Notes
2026/03/21

Staged programming and the principle of least power

I've recently been thinking about how to design a bytecode virtual machine that uses the same flat bytecode representation for both its input (so far, so normal) and also its output representation (with data structures represented as a flat bytecode tree). Why? Because going from bytecode to bytecode makes it possible to do staged programming, where a program's output is again an executable program that can be evaluated by the VM.

From a concrete implementation perspective, this is interesting for compiling away the overhead of macros. This could be done with a binary split into comptime evaluation and runtime evaluation. Using the same bytecode format for input and output is then merely a way to use the same VM for both.

The principle of least power

But once we use the same format for input and output, why stop at just two stages? Why not go for an arbitrary number of stages at comptime and then leave the last stage for runtime? Or maybe even multiple stages at comptime, and then multiple stages at runtime, similar to just-in-time compiling code at runtime?

Why go with just two stages, when we could have more power? As tempting as that sounds, remember the principle of least power:

The choice of language is a common design choice. The low power end of the scale is typically simpler to design, implement and use, but the high power end of the scale has all the attraction of being an open-ended hook into which anything can be placed: a door to uses bounded only by the imagination of the programmer.

As our friendly neighborhood language designer likes to remind us, more power never comes without tradeoffs. Why not use late binding and dynamic dispatch everywhere? Why not use multi-shot coroutines instead of boring one-shot coroutines? (Why not use lambda calculus for everything, where you can do anything. Anything at all. The only limit is yourself.) Because more powerful languages are both harder to implement and use, because they provide fewer guarantees and affordances. Limiting the power of a language increases our power of reasoning about the language and its programs.

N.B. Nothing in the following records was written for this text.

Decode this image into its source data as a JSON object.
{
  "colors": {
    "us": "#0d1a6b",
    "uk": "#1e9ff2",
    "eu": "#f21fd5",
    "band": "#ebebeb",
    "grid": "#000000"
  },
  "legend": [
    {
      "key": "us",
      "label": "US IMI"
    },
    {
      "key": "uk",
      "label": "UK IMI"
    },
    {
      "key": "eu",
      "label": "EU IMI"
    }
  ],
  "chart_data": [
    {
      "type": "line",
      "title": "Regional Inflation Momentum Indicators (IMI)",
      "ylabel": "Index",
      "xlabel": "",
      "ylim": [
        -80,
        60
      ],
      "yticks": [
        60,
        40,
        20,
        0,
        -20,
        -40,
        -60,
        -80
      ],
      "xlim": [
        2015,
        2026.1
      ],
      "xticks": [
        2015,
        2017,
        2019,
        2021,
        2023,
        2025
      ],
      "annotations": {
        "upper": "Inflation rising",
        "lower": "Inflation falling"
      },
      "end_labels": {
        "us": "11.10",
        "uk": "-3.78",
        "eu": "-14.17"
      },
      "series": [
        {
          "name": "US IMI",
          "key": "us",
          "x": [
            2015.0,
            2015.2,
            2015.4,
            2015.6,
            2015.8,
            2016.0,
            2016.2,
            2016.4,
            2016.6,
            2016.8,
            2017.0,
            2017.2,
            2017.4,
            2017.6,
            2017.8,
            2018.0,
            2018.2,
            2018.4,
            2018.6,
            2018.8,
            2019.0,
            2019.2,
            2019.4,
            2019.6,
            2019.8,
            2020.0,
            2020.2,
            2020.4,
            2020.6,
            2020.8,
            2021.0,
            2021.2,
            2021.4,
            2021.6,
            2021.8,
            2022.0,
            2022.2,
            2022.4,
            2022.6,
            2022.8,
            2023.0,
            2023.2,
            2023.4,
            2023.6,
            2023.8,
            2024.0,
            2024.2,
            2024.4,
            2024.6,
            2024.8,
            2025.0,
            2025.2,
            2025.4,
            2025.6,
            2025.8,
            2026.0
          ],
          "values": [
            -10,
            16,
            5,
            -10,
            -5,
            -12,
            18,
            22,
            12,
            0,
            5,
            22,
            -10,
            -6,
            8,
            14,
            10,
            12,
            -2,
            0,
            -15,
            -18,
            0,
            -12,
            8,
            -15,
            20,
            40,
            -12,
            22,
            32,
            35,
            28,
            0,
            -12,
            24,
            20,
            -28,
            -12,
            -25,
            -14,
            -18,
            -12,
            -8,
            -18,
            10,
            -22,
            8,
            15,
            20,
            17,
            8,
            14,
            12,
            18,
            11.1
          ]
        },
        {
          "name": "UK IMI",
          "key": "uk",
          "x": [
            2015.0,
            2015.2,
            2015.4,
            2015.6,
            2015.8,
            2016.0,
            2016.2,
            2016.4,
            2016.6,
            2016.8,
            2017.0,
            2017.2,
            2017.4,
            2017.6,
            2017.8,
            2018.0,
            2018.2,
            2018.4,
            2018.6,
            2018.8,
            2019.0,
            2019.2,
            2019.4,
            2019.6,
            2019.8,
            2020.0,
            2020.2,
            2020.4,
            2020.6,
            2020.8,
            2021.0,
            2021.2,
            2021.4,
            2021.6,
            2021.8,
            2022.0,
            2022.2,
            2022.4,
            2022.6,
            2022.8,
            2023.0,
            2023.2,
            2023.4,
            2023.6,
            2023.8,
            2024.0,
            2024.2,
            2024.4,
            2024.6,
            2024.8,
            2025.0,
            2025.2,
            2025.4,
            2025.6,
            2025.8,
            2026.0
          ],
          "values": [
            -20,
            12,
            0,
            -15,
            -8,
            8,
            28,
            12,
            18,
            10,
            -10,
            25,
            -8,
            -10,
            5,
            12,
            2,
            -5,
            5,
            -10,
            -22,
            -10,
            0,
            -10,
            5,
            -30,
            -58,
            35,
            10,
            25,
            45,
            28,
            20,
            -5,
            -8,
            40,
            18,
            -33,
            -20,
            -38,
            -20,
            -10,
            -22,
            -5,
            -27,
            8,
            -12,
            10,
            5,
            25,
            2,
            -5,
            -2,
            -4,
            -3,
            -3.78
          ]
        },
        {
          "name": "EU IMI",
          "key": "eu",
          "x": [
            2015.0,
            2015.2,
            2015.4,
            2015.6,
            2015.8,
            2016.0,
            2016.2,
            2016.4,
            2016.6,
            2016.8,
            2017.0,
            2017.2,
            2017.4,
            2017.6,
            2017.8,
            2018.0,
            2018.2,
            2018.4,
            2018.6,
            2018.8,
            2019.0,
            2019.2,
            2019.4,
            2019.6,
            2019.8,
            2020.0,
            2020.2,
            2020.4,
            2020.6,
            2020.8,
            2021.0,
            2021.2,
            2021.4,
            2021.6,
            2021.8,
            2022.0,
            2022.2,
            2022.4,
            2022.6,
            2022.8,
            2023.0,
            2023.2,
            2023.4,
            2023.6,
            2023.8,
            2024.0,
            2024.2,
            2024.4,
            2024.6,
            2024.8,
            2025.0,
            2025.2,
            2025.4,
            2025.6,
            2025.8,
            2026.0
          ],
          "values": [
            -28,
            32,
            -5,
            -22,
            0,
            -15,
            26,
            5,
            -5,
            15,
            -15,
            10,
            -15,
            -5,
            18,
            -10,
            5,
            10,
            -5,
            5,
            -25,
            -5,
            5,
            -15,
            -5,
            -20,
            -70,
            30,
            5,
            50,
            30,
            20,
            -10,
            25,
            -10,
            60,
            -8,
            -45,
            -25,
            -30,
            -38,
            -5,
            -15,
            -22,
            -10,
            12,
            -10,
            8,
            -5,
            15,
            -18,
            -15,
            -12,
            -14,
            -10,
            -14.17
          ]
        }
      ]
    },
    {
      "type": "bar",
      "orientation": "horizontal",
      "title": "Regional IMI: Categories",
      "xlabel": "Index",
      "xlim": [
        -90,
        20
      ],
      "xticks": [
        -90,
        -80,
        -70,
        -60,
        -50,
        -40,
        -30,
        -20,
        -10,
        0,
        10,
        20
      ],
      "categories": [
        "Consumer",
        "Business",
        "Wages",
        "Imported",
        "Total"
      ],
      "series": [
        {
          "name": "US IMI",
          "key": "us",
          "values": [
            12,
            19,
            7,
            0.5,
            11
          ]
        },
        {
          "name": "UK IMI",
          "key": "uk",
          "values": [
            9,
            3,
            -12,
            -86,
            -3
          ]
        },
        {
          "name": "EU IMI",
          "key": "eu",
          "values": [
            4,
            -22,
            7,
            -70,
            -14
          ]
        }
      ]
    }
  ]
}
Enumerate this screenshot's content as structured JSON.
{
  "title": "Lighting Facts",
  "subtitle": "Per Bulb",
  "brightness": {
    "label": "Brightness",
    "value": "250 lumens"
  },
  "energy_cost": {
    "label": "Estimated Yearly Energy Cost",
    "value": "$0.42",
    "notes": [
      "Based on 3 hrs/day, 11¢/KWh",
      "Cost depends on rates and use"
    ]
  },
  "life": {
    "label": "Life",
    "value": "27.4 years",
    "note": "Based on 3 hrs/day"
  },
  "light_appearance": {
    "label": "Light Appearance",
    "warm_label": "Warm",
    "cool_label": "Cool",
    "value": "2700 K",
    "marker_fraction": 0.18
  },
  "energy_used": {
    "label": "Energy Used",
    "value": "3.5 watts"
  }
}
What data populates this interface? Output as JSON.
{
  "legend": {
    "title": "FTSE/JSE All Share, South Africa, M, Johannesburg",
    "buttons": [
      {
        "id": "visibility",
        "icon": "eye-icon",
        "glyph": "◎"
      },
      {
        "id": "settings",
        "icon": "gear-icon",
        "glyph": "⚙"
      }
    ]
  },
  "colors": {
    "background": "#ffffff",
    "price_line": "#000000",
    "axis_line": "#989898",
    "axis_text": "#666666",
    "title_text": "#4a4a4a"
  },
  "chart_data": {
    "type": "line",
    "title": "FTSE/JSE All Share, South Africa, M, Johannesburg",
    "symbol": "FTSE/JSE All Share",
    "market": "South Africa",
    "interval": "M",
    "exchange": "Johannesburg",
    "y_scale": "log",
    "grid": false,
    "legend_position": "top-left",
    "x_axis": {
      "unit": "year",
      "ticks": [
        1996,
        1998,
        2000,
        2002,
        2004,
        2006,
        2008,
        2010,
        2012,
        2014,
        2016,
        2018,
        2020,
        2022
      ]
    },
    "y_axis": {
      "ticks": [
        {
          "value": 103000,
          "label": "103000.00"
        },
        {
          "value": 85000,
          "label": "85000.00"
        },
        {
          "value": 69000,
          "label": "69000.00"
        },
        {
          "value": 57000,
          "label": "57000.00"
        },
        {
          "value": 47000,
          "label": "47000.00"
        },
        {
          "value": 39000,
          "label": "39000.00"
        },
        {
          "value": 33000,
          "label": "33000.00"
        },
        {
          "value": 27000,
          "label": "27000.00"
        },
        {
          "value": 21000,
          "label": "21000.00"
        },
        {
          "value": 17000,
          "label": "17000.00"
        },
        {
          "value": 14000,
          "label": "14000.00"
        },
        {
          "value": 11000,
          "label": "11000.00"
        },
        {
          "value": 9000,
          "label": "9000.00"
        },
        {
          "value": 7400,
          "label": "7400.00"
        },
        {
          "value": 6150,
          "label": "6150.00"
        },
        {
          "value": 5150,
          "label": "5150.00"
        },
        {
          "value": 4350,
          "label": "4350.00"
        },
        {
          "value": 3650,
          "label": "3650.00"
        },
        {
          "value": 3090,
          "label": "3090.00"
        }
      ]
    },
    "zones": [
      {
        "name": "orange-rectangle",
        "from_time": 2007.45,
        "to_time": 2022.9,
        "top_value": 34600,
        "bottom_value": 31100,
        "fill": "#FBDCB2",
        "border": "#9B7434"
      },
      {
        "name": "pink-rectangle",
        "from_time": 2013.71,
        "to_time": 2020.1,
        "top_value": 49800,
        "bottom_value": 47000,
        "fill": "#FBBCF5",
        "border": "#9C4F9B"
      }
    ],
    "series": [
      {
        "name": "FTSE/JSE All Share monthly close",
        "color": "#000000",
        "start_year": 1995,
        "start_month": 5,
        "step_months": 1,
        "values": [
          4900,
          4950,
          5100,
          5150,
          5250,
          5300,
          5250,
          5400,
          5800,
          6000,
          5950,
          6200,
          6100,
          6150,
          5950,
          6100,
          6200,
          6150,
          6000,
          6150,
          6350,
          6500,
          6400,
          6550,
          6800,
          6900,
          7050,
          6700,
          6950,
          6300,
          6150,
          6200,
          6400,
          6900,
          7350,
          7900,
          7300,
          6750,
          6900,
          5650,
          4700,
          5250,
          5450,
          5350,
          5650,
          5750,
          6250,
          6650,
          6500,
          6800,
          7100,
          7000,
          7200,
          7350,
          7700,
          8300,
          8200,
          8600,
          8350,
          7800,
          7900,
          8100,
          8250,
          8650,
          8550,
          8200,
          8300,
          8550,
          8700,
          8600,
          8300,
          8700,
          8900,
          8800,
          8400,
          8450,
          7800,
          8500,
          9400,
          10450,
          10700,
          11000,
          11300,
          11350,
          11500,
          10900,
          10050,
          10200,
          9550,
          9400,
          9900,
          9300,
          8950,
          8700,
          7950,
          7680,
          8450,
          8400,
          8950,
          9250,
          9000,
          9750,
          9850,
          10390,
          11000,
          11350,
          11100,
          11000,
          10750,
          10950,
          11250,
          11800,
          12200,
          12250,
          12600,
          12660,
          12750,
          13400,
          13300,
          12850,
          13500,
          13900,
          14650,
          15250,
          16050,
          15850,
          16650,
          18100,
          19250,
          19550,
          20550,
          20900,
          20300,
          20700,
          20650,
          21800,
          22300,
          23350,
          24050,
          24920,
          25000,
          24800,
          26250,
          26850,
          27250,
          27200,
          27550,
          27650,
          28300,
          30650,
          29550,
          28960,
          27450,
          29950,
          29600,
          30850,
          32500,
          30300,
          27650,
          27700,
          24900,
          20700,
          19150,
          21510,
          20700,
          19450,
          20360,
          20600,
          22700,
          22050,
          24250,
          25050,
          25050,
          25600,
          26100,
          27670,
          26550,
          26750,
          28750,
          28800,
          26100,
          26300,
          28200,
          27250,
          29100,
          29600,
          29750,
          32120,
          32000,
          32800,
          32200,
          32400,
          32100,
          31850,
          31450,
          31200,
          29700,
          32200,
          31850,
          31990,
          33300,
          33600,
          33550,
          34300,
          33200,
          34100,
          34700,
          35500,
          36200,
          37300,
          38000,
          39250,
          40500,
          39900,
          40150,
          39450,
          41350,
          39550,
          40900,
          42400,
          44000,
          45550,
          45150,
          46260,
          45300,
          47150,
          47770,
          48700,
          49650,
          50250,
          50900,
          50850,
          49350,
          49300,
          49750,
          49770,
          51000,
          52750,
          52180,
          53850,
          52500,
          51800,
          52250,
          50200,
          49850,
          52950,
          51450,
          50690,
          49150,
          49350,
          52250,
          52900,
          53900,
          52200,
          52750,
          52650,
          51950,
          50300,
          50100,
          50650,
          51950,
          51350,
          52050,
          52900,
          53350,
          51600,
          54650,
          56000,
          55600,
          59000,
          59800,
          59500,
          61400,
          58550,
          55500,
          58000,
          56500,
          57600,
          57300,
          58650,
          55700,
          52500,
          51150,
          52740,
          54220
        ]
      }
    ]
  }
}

Symbiotic programming, staged programming

What the principle of least power doesn't talk about, however, is that in practice most languages grow and accumulate power, because having a powerful language is really useful when you just want to ship this one feature at 10pm on a Friday night and yes I do want my language to be a Turing-complete mess and no I don't care about the philosophical implications of it thank you very much. At the end of the day, power is useful, and power is very hard to take away once you've tasted it. Exhibit A: modern (Turing-complete) CSS. Exhibit B: modern JavaScript.

There seems to be only one alternative to accepting the inevitable and letting a language's power grow: Some languages manage to remain constrained in power by providing an escape hatch to reach for a different, more powerful language where occasionally necessary. Examples are embedded languages that rely on a host environment or languages with an “unsafe” superset of the language, like Rust.

This is what makes staged programming interesting: Having an arbitrary number of program stages makes it possible to have an arbitrary number of language dialects with different power, where each stage does just what it has to, but not more. Instead of paying for late binding everywhere in the language, we often only need it in a few isolated places and can evaluate it away, at compile time, everywhere else. Similarly, we might happily pay the performance cost of powerful features such as late binding or multi-shot coroutines for code running at compile time, as long as we know that all of the resulting runtime code will be free of these constructs. Viewed from this angle, a dynamically typed escape hatch like “any” defers parts of evaluation (like type checks) to a later stage at runtime, giving us a more powerful language, at the cost of fewer guarantees.

This even applies to multiple runtime stages: Let's say we write a program that accepts a regex and a file as an input, then checks whether the contents of the file match the regex. With staged programming, we could first evaluate the regex at runtime and only then (in a second runtime stage) run the specialized bytecode on the file, which will often be faster than interpreting the regex ad-hoc. (This is effectively just partial evaluation / program specialization / JIT compilation.)

Stages and power

How do different stages correlate with power? Are early stages more or less powerful than later ones? A virtual machine could expose different capabilities at different stages, for example allowing network access either only at comptime or only at runtime, with good arguments for either choice. (Maybe we want comptime evaluation to be deterministic and don't allow network access at comptime? Or maybe we want network access at comptime specifically so that we can pull in dependencies, but want the resulting runtime program to not make network requests?)

Typechecking allows us to write down assumptions about our program in a less powerful, more restrictive language at comptime, so that we can run a more powerful language at runtime. Metaprogramming and unrestricted macros allow us to specify our program in a more powerful language at comptime, so that we can run a more restrictive language without reflective or metaprogramming capabilities at runtime.

Comptime isn't necessarily more or less powerful than runtime, and neither are different comptime stages, nor different runtime stages. It is sometimes useful to have a more powerful language operate on and return a less powerful language, and sometimes the opposite. After all, why should either comptime or runtime be tied to more or less power? They are just different times for running computation (and potentially causing side effects). But the point is that they are different points in time, allowing us to distinguish between more and less powerful phases in our program lifecycle, instead of having to pick the right level of power once and for all. Who wouldn't pick the more powerful language in such a scenario?

The main benefit of staged programming is that it allows us to choose where and how we need more power, so that the remaining stages can operate with fewer assumptions and in a less powerful environment.